Time-and-Again-140

The process of preparing to shoot a movie can be pretty frustrating because of how many different tasks you as a producer have to juggle. It’s even more challenging when you don’t have a lot of money to spend and you’re wearing multiple hats.

After I wrote a 60-minute period mystery “Time and Again,” I had about six weeks of pre-production, so I had very little time to get everything ready. The trick I found to work is that I started looking for locations immediately, since the entire schedule hinges on their availability.  During the same time, I would stop and visit thrift shops and antique stores to collect props and wardrobe after work each day, storing them in boxes at home until the shoot.  I was also calling prospective crew members and organizing the auditions, while preparing my application for production insurance and contacting the city for shooting permits.

The secret to success is to multi-task and understand that EVERYTHING WILL TAKE LONGER TO DO THAN YOU INITIALLY THINK. Remember that pre-production isn’t difficult, it’s keeping the hundreds of small tasks organized that is the challenge.

I always keep a dry erase board by my desk where I can track of all the small details I need to accomplish, checking off the ones that are finished and always adding new ones.

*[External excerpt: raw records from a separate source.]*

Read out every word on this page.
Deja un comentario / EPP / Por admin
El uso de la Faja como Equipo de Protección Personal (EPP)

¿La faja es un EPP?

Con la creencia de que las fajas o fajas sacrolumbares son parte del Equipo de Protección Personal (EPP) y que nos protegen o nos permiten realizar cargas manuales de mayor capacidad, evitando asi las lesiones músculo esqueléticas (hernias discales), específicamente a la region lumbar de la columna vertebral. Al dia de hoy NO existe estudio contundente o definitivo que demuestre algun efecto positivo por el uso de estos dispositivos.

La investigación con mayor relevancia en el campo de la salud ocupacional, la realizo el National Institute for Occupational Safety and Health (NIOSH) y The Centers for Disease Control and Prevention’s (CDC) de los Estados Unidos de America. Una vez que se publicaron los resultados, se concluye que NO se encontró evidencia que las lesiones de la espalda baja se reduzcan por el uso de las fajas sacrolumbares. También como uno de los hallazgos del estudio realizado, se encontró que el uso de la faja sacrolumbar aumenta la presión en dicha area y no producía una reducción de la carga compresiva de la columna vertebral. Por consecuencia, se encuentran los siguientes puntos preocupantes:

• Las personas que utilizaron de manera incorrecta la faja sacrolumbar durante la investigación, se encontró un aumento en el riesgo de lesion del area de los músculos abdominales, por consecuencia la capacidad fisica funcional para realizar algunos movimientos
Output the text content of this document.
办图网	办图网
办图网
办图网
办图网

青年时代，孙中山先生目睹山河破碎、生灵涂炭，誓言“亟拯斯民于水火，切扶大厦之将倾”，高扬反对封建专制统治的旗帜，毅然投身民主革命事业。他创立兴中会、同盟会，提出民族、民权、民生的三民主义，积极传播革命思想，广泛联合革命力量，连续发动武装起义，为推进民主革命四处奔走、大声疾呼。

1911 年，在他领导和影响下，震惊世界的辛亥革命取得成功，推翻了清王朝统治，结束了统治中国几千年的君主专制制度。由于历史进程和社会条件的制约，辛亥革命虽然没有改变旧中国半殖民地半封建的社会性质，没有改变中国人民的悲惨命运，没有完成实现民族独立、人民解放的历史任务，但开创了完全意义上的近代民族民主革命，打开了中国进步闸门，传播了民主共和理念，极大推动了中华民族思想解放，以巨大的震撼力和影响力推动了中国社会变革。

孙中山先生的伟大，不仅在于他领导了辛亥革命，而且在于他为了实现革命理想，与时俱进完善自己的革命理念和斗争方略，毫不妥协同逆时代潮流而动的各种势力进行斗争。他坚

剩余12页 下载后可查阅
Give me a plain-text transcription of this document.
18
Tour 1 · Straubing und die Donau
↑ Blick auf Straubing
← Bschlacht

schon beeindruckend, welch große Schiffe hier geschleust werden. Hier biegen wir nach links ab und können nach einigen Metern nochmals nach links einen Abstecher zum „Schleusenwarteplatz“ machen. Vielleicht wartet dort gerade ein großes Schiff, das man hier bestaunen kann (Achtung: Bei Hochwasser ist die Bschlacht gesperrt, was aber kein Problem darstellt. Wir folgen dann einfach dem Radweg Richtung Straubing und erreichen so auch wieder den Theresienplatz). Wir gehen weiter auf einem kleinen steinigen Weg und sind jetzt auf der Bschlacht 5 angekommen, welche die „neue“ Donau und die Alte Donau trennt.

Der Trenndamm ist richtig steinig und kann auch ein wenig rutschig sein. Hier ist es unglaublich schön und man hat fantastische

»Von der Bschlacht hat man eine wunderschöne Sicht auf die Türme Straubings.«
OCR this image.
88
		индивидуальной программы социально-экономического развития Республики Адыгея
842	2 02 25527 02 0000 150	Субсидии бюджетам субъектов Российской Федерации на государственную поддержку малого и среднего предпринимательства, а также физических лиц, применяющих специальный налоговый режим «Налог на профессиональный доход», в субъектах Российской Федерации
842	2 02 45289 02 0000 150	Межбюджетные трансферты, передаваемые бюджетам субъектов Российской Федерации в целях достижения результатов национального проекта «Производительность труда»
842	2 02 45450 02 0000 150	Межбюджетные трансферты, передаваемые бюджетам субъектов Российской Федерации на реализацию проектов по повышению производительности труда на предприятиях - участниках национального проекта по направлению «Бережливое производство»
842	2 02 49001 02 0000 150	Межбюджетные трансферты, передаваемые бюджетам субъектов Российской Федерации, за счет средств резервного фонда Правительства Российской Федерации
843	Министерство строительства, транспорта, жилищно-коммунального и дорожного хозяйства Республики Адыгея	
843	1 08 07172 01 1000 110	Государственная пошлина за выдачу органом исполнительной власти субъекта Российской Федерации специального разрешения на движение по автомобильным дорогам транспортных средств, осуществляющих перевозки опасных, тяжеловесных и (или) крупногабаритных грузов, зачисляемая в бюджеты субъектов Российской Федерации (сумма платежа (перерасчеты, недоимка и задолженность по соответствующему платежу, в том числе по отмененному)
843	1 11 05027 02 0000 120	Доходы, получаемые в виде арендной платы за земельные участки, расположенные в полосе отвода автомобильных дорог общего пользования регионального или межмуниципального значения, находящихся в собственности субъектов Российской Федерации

A few tips I learned during pre-production:

  • Complete the final script, copy and distribute to cast and crew – Nothing happens without the script, so save your (and everyone else’s) time by finalizing the script before you start pre-production.
  • Breakdown the script, create production board and make the production schedule – The sooner you can determine the number of shooting days, how much you can afford to spend each day, and when you are planning on shooting, the sooner you can ask people to get involved. With a schedule in hand, you can ask “Are you available on X day.”  “Can I use your lighting gear the afternoon of Y day?”
  • Set-up a production office and bring on necessary resources –  And yes, your production office can be your home.  Just be ready to have a lot of people coming and going, equipment, props and costumes stacked up, and room for a table and chairs for conferences and meetings.
  • Set-up insurance, bank accounts and company structure –   It’s always wise to separate the production from your personal life.  This keeps your finances separate, but protects your personal assets in case someone gets hurt on set.  Always hire a good attorney and accountant to help.
  • Begin location scouting – Start this right away.  Locations are not always easy to find, and the sooner you can start looking, the better.  Also remember that you don’t have a location until you have a signed location agreement.
  • Begin scheduling auditions for principal actors and extras – Contact local talent agencies to assist.
  • Begin talking with crew members, focusing on main crew positions –  Call the film commission for the production manual that lists all local crew members. If you time your production right, you may get some amazingly talented and qualified crew people if you schedule your shoot off-season.
  • Prepare agreements, deal memos and contracts with cast and crew – You can download all the contracts and forms you need from FilmSkills, but always consult an attorney for any legal documents you plan on using.
  • Review budget with newly hired crew members to determine feasibility – You hire qualified department heads for a reason, so listed to them.  They will tell you if your vision is attainable, and if not, what you can adjust to make it happen within your budgetary restrictions.
  • Research and assemble props and costumes – Start this right away, and keep an eye out everywhere you go.  Also use FaceBook and other social media to put word out for any unique props or costumes. You never know what someone may have gathering dust in their basement.
  • Contact local film commission and establish relationship for permits and city services – Never shoot without a permit. You’d be surprised how many cities are willing to work with new filmmakers.
  • Begin set construction and set decorating – If you need help building sets, contact a local general contractor.  While they usually build additions, renovate office buildings, and build homes, a GC may be up for the challenge of building a movie set.  He may even have access to scrap materials to help you cut your costs.
  • Negotiate with vendors for cameras, lighting and grip equipment – Again, if you time your production so it doesn’t coincide with another film, you may be able to get your gear for a great deal (or even free). Offer to plug the rental facility in your social media to help.
  • Contact post-production services including editors, composers and visual effects artists – It’s never to early to think about production, and the sooner you do, the more help you will have on set. It’s better to start the editing process as early as possible so you can pick-up any missing shots while you are still in production.

All in all, start early, be prepared, and surround yourself with people who know what they’re doing. It will help you, and ultimately, the project.